Sexism row heats up in Angela Merkel's party after politician says she was called a "big sweet mouse"

The woman has received support from party members but others have questioned her motives.

A MEMBER OF German Chancellor Angela Merkel’s conservative party has received support after she spoke out about vulgar and belittling comments she had been subjected to from another party member.

Christian Democratic Union (CDU) politician Jenna Behrends made national headlines last week when she spoke out against gender discrimination within the party, saying that a member of the Berlin city-state’s government had called her a “big sweet mouse” in front of a group of people.

She said the same official asked another member of the party, using offensive language, whether he was having a sexual relationship with Behrends.

She told Bild that she had received “a lot of positive feedback” for coming forward.

The BBC reports that she said she had received ”party-wide solidarity” since she published an open letter in the Edition F website on Friday.

Peter Tauber, general secretary of the CDU, told the Bild am Sonntag newspaper on Sunday that remarks made public by Berlin Jenn Behrends were not an isolated incident.

“I hear about stories like these again and again, but without names.

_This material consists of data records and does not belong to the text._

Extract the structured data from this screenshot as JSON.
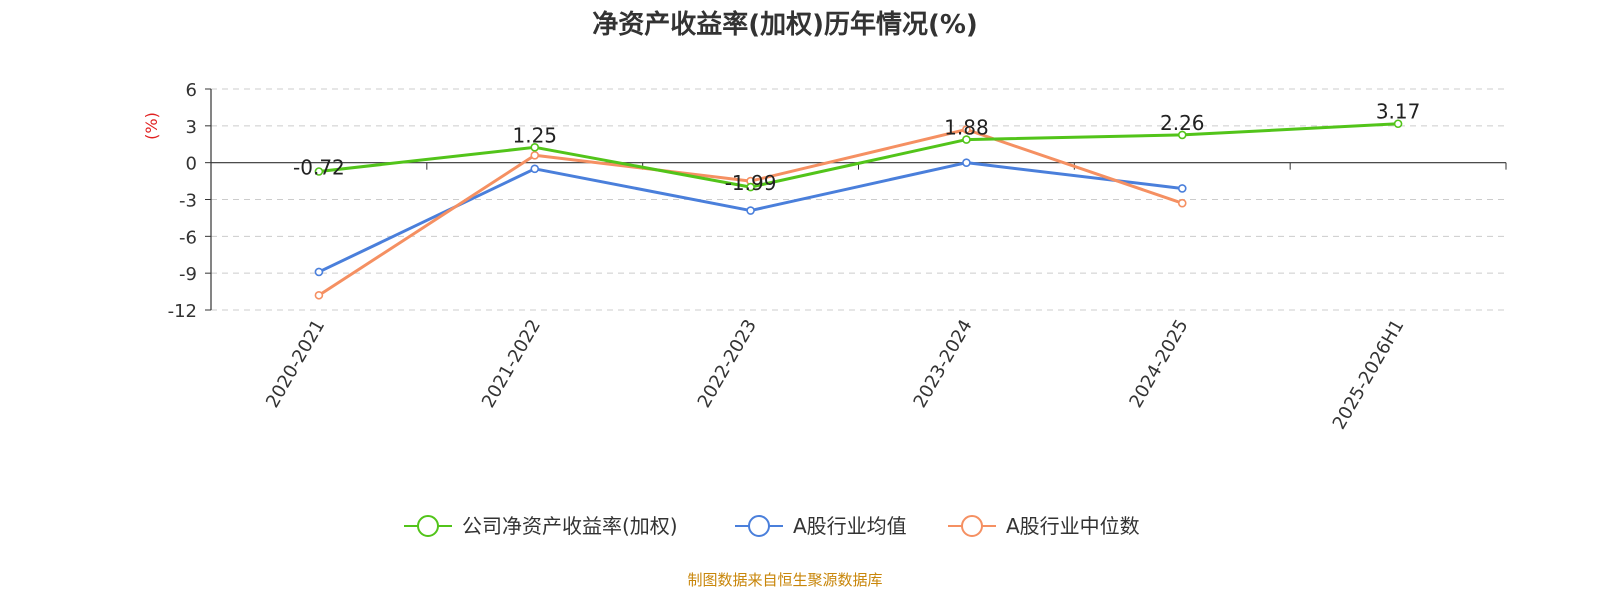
{
  "chart_data": {
    "type": "line",
    "title": "净资产收益率(加权)历年情况(%)",
    "ylabel": "(%)",
    "xlabel": "",
    "categories": [
      "2020-2021",
      "2021-2022",
      "2022-2023",
      "2023-2024",
      "2024-2025",
      "2025-2026H1"
    ],
    "ylim": [
      -12,
      6
    ],
    "yticks": [
      6,
      3,
      0,
      -3,
      -6,
      -9,
      -12
    ],
    "grid": true,
    "legend_position": "bottom",
    "series": [
      {
        "name": "公司净资产收益率(加权)",
        "color": "#52c41a",
        "values": [
          -0.72,
          1.25,
          -1.99,
          1.88,
          2.26,
          3.17
        ],
        "labels": [
          "-0.72",
          "1.25",
          "-1.99",
          "1.88",
          "2.26",
          "3.17"
        ]
      },
      {
        "name": "A股行业均值",
        "color": "#4a7fdb",
        "values": [
          -8.9,
          -0.5,
          -3.9,
          0.0,
          -2.1,
          null
        ]
      },
      {
        "name": "A股行业中位数",
        "color": "#f59062",
        "values": [
          -10.8,
          0.6,
          -1.5,
          2.7,
          -3.3,
          null
        ]
      }
    ],
    "source": "制图数据来自恒生聚源数据库",
    "unit_color": "#e02020",
    "source_color": "#c8860a"
  }
}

That makes it hard to do anything about it,” Tauber said.

We need a new sensitivity in all areas of society because sexism is not just a problem in politics.

Behrends hit out at the CDU’s Women’s Union for “shutting itself off” and addressing her complaint “internally”.

Behrends said that some of the CDU women members had painted as ”hungry for promotion” and “ambitious to get elected to chair the Women’s Union herself”.

The Women’s Union leader was quoted as saying Behrends was intimate with Bauer.

German news website Der Spiegel quoted Tauber as saying they had flirted before but decided to stay friends.

Shattering conventions

Merkel shattered party conventions when she, as a childless, Protestant woman from the former communist East, became CDU leader in 2000 following a long line of Roman Catholic family men from the west.

The chancellor, who has led Germany since 2005, on Sunday criticised German industry for failing to root out gender inequality on its own, in an interview with business magazine Wirtschaftswoche.

Citing the example of a quota introduced this year requiring Germany’s biggest companies to fill at least 30 percent of their supervisory board seats with women, Merkel lamented that executives in Europe’s top economy had to be forced into fair treatment.

“It is pathetic that in more than 65 years of the federal republic of Germany, it was not possible for the Dax-30 companies to get a few more women on supervisory boards on a voluntary basis,” she said, noting she had long opposed statutory quotas.

“But at some point there had been so many hollow promises that it was clear — this isn’t working.”

Merkel is expected decide by the end of the year whether she will run for a fourth term as chancellor in the 2017 general election.